(MENAFN- Arab Times) Pakistan's military says its warplanes have pounded militant hideouts in a troubled tribal region along the Afghan border, killing at least 17 suspected militants. In a statement released Friday, the military says the airstrikes were carried out the night before in Datta Khel area of North Waziristan.
The military says there were some foreigners among the 15 killed but provided no further details on their nationalities or identities. Reporters are barred from Pakistan's tribal regions and it is impossible to independently verify information from there. North Waziristan is one of seven tribal regions where local and foreign militants have found safe havens for years. They use the hideouts in the mountainous border area to launch attacks on both sides of the border.
The strikes came two days after the massacre of 45 minority Shiite Ismaili Muslims in Pakistan's largest city of Karachi claimed by the Islamic State group (IS) and the Taleban's Jundullah faction which has previously reportedly allied itself to IS. The air force jets targeted militants' hideouts on the edge of the Afghan border in the thick mountainous forests in the Wareka Mandi area of Shawal district in North Waziristan tribal region, 65 kms (40 miles) west of its capital Miranshah. "The air force jets pounded the areas close to the Afghan border in thick forests and killed at least 17 militants. Three compounds and five vehicles were also destroyed in the action," a security official in Miranshah told AFP. The official said that the killed militants included Uzbek and Afghan nationals and members of the Tehreek-i-Taleban Pakistan (TTP).
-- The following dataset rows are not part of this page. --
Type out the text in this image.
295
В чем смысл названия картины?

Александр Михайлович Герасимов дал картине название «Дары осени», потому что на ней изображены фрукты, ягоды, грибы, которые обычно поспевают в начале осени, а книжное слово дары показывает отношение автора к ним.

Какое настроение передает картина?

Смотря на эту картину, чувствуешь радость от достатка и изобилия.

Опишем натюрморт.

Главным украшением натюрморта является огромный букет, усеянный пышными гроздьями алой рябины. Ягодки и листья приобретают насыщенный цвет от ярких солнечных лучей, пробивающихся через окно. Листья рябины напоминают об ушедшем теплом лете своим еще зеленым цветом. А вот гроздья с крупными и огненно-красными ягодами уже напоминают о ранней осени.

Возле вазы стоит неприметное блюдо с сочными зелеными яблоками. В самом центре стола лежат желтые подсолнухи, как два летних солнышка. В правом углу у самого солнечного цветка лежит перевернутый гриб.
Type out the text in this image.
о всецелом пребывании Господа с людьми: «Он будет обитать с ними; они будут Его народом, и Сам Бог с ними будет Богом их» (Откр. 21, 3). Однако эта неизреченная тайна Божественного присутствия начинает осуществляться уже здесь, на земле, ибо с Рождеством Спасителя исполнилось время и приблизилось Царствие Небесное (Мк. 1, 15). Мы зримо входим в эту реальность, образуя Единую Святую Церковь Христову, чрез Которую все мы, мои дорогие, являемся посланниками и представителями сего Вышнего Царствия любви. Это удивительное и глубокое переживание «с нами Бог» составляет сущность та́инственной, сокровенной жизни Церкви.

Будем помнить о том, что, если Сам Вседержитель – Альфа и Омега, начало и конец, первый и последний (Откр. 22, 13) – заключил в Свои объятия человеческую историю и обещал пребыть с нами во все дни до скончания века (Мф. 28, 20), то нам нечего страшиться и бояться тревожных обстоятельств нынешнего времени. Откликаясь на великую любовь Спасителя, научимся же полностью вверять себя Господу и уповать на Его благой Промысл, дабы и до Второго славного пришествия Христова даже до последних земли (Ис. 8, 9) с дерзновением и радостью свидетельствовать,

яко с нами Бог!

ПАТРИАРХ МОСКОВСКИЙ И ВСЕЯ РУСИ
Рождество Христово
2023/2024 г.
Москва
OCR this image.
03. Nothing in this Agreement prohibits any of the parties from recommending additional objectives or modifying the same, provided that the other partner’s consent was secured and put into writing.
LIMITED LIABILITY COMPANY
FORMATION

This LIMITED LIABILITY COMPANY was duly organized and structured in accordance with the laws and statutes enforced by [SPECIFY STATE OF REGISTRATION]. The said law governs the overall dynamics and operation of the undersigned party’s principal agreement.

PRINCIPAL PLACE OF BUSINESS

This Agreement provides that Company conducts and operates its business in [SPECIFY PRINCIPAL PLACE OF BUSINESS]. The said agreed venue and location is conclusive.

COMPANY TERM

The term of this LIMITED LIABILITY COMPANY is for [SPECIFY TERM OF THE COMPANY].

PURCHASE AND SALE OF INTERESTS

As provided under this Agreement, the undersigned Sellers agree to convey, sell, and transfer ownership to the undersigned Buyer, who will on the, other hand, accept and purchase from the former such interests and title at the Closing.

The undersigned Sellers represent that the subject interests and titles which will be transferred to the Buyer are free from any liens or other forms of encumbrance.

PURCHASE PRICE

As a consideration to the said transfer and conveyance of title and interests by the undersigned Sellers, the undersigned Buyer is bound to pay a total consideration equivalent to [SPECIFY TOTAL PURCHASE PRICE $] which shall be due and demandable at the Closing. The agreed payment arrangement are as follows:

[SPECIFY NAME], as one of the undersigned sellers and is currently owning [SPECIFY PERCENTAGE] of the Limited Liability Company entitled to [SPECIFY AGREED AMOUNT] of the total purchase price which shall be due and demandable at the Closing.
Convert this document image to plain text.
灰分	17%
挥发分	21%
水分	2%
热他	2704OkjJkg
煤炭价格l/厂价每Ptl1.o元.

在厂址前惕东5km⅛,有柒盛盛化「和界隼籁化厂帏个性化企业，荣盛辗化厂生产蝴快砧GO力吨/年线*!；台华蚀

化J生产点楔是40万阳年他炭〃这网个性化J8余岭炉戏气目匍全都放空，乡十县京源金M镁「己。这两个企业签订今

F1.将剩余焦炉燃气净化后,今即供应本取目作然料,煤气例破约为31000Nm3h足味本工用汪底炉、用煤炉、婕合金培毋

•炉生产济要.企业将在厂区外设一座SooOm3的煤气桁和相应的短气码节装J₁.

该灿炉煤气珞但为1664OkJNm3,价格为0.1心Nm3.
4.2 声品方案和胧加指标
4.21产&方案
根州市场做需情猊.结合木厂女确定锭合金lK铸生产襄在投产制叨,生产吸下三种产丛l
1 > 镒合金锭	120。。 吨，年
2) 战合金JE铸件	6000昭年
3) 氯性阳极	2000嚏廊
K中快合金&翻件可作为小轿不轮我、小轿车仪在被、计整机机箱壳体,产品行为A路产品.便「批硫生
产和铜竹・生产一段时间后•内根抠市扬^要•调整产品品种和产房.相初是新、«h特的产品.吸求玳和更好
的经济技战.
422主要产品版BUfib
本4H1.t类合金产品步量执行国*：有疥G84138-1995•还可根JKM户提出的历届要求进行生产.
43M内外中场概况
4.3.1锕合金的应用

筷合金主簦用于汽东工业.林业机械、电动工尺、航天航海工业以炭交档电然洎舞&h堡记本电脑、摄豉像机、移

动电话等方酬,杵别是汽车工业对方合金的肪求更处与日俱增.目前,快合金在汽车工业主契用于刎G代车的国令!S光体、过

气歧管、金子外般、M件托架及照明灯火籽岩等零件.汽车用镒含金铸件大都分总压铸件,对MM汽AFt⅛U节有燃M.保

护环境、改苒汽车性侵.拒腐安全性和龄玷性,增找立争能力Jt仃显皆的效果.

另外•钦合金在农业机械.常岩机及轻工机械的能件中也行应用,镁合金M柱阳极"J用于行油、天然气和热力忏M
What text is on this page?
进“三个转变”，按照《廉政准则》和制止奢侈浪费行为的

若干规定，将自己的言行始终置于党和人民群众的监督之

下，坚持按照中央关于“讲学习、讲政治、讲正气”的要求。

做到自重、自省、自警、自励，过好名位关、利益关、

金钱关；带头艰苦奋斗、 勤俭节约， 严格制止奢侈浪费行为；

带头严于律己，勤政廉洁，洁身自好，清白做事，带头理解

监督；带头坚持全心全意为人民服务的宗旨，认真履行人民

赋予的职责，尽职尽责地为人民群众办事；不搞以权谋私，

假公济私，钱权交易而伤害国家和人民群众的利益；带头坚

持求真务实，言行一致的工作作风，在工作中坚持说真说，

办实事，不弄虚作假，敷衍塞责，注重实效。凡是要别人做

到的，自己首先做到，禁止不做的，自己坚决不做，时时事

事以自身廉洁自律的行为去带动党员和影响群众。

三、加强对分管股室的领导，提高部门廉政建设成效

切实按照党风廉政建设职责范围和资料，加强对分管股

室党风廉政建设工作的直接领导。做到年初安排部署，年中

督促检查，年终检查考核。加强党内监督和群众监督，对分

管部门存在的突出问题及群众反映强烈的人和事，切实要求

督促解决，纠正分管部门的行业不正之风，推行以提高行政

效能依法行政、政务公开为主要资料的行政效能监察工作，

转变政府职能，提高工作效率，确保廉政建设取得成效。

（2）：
Two local residents confirmed the attack to AFP.
Senior military officials based in Peshawar said they were not in a position to confirm the exact death toll but confirmed that the strikes happened in the area. The region is remote and offlimits to journalists, making it difficult to verify the number and identity of those killed. Wednesday's attack on Pakistani minority Shiite Ismaili Muslims was the second-deadliest in Pakistan this year after 62 Shiite Muslims were killed in a suicide bombing in late January.
The previous death toll was 44 but increased to 45 after another wounded person succumbed to their injuries, a community spokesman and hospital official said Friday. Meanwhile, a lone gunman on a motorbike shot dead a senior Pakistani police officer in the volatile southern city Karachi on Friday, police said, the third in an sudden spate of killings targeting senior officers in the city. "The killing of three senior ranking officers in 15 days is quite unusual," a senior police officer requesting not be named told Reuters. "Earlier, low-ranking policemen like constables and assistant subinspectors were being targeted, but now the pattern is changing." It was unclear who was behind the shootings, or even if they are linked.
Friday's killing of Superintendent Ejaz Haider was claimed by both a Taleban spokesman and a Twitter account purporting to be from a breakaway group of Pakistani militants who have sworn allegiance to Islamic State, according to the SITE Intelligence Group, which monitors jihadi communications. Neither claim could be immediately verified. Pakistani authorities doubt that Islamic State has operational links with Pakistani militants. But it underline fears that the ultra-violent Islamic State is inspiring Pakistani militant groups to emulate it, even if the groups do not share funding or fighters.